Panel 6: Am I disadvantaging or discriminating against others by supporting disabled learners?
The Equality Act 2010 says it is not direct discrimination against a non-disabled person to treat a disabled person more favourably.
The law allows an organisation to treat a disabled person more favourably if it removes a barrier or disadvantage that the person is experiencing. For example, guaranteeing a placement or training post in a particular location because it is the one closest to the disabled learner's home or where they receive care.
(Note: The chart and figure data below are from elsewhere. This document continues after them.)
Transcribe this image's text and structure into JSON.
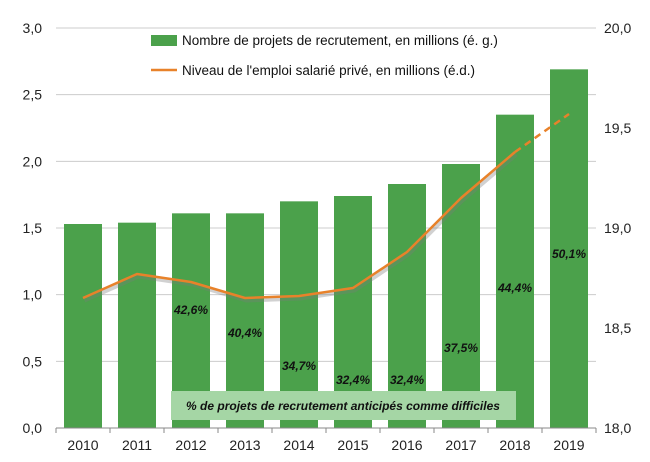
{
  "chart_data": {
    "type": "bar",
    "categories": [
      "2010",
      "2011",
      "2012",
      "2013",
      "2014",
      "2015",
      "2016",
      "2017",
      "2018",
      "2019"
    ],
    "series": [
      {
        "name": "Nombre de projets de recrutement, en millions (é. g.)",
        "type": "bar",
        "axis": "left",
        "color": "#4ba14b",
        "values": [
          1.53,
          1.54,
          1.61,
          1.61,
          1.7,
          1.74,
          1.83,
          1.98,
          2.35,
          2.69
        ]
      },
      {
        "name": "Niveau de l'emploi salarié privé, en millions (é.d.)",
        "type": "line",
        "axis": "right",
        "color": "#e8822a",
        "values": [
          18.65,
          18.77,
          18.73,
          18.65,
          18.66,
          18.7,
          18.88,
          19.15,
          19.38,
          19.57
        ],
        "dashed_from_index": 8
      }
    ],
    "bar_labels": [
      "",
      "",
      "42,6%",
      "40,4%",
      "34,7%",
      "32,4%",
      "32,4%",
      "37,5%",
      "44,4%",
      "50,1%"
    ],
    "bar_label_values": [
      null,
      null,
      42.6,
      40.4,
      34.7,
      32.4,
      32.4,
      37.5,
      44.4,
      50.1
    ],
    "bar_labels_caption": "% de projets de recrutement  anticipés comme difficiles",
    "y_left": {
      "min": 0,
      "max": 3.0,
      "ticks": [
        "0,0",
        "0,5",
        "1,0",
        "1,5",
        "2,0",
        "2,5",
        "3,0"
      ]
    },
    "y_right": {
      "min": 18.0,
      "max": 20.0,
      "ticks": [
        "18,0",
        "18,5",
        "19,0",
        "19,5",
        "20,0"
      ]
    },
    "grid": true,
    "legend_position": "top-center",
    "colors": {
      "bar": "#4ba14b",
      "line": "#e8822a",
      "grid": "#cccccc",
      "caption_bg": "#a5d6a5"
    }
  }
}
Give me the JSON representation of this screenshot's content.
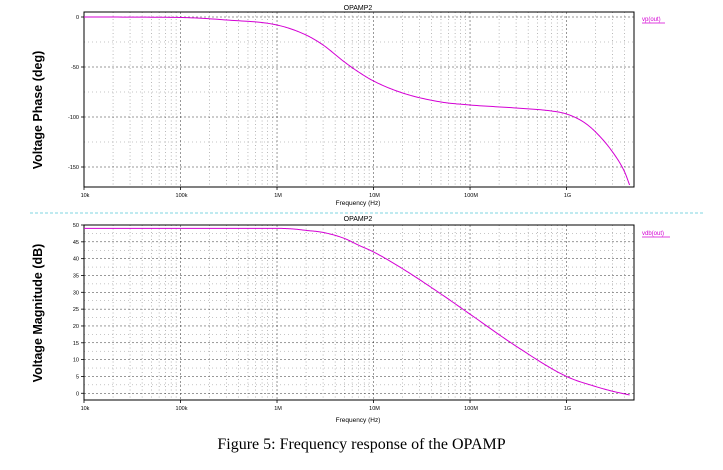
{
  "figure": {
    "caption": "Figure 5: Frequency response of the OPAMP",
    "divider_color": "#7fd6e0"
  },
  "colors": {
    "trace": "#d400d4",
    "grid": "#000000",
    "frame": "#000000"
  },
  "chart_data": [
    {
      "type": "line",
      "title": "OPAMP2",
      "xlabel": "Frequency (Hz)",
      "ylabel": "Voltage Phase (deg)",
      "xscale": "log",
      "xlim": [
        10000,
        5000000000
      ],
      "ylim": [
        -170,
        5
      ],
      "x_tick_values": [
        10000,
        100000,
        1000000,
        10000000,
        100000000,
        1000000000
      ],
      "x_tick_labels": [
        "10k",
        "100k",
        "1M",
        "10M",
        "100M",
        "1G"
      ],
      "y_tick_values": [
        0,
        -50,
        -100,
        -150
      ],
      "y_tick_labels": [
        "0",
        "-50",
        "-100",
        "-150"
      ],
      "legend": "top-right",
      "series": [
        {
          "name": "vp(out)",
          "x": [
            10000,
            100000,
            300000,
            1000000,
            2000000,
            3000000,
            5000000,
            7000000,
            10000000,
            20000000,
            50000000,
            100000000,
            300000000,
            700000000,
            1000000000,
            1500000000,
            2000000000,
            3000000000,
            4000000000,
            4500000000
          ],
          "y": [
            0,
            -0.5,
            -3,
            -8,
            -18,
            -28,
            -45,
            -55,
            -64,
            -76,
            -85,
            -88,
            -91,
            -94,
            -97,
            -105,
            -115,
            -135,
            -155,
            -168
          ]
        }
      ]
    },
    {
      "type": "line",
      "title": "OPAMP2",
      "xlabel": "Frequency (Hz)",
      "ylabel": "Voltage Magnitude (dB)",
      "xscale": "log",
      "xlim": [
        10000,
        5000000000
      ],
      "ylim": [
        -2,
        50
      ],
      "x_tick_values": [
        10000,
        100000,
        1000000,
        10000000,
        100000000,
        1000000000
      ],
      "x_tick_labels": [
        "10k",
        "100k",
        "1M",
        "10M",
        "100M",
        "1G"
      ],
      "y_tick_values": [
        50,
        45,
        40,
        35,
        30,
        25,
        20,
        15,
        10,
        5,
        0
      ],
      "y_tick_labels": [
        "50",
        "45",
        "40",
        "35",
        "30",
        "25",
        "20",
        "15",
        "10",
        "5",
        "0"
      ],
      "legend": "top-right",
      "series": [
        {
          "name": "vdb(out)",
          "x": [
            10000,
            100000,
            1000000,
            1500000,
            2000000,
            3000000,
            5000000,
            7000000,
            10000000,
            20000000,
            50000000,
            100000000,
            300000000,
            1000000000,
            2000000000,
            3000000000,
            4500000000
          ],
          "y": [
            49,
            49,
            49,
            48.8,
            48.4,
            47.8,
            46,
            44,
            42,
            37,
            29.5,
            23.5,
            14,
            5,
            2,
            0.6,
            -0.5
          ]
        }
      ]
    }
  ]
}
A disabled learner may be at a disadvantage compared to their non-disabled peers before reasonable adjustments are made for them. The reasonable adjustments should aim to remove that disadvantage and bring the disabled person to an 'equal standing' with their peers. It does not give them an unfair advantage over others.
Some illustrative examples are below. Often situations are more complex than the illustrative examples, so decisions always need to be made an individual basis.
- A student with diabetes is at a disadvantage in a usual exam environment, they may not be able to complete the exam without taking their medication or eating to regulate their sugar levels. By putting a reasonable adjustment in place to allow this student to take breaks from the exam to eat, to rest or to take medication, the medical school can allow them to perform at an equal level with other students who do not have diabetes.
- A doctor with chronic depression needs to attend regular medical appointments with their treating specialist. These cannot always be fitted around their rota. Therefore, the doctor is at a disadvantage compared to their peers, as they might suffer from the effects of their depression, which may interfere with their training and progression. By putting a reasonable adjustment in place to allow time off for attending clinical appointments, or adjusting their rota to attend certain shifts, the employer with the postgraduate training organisation can allow the doctor to overcome that barrier.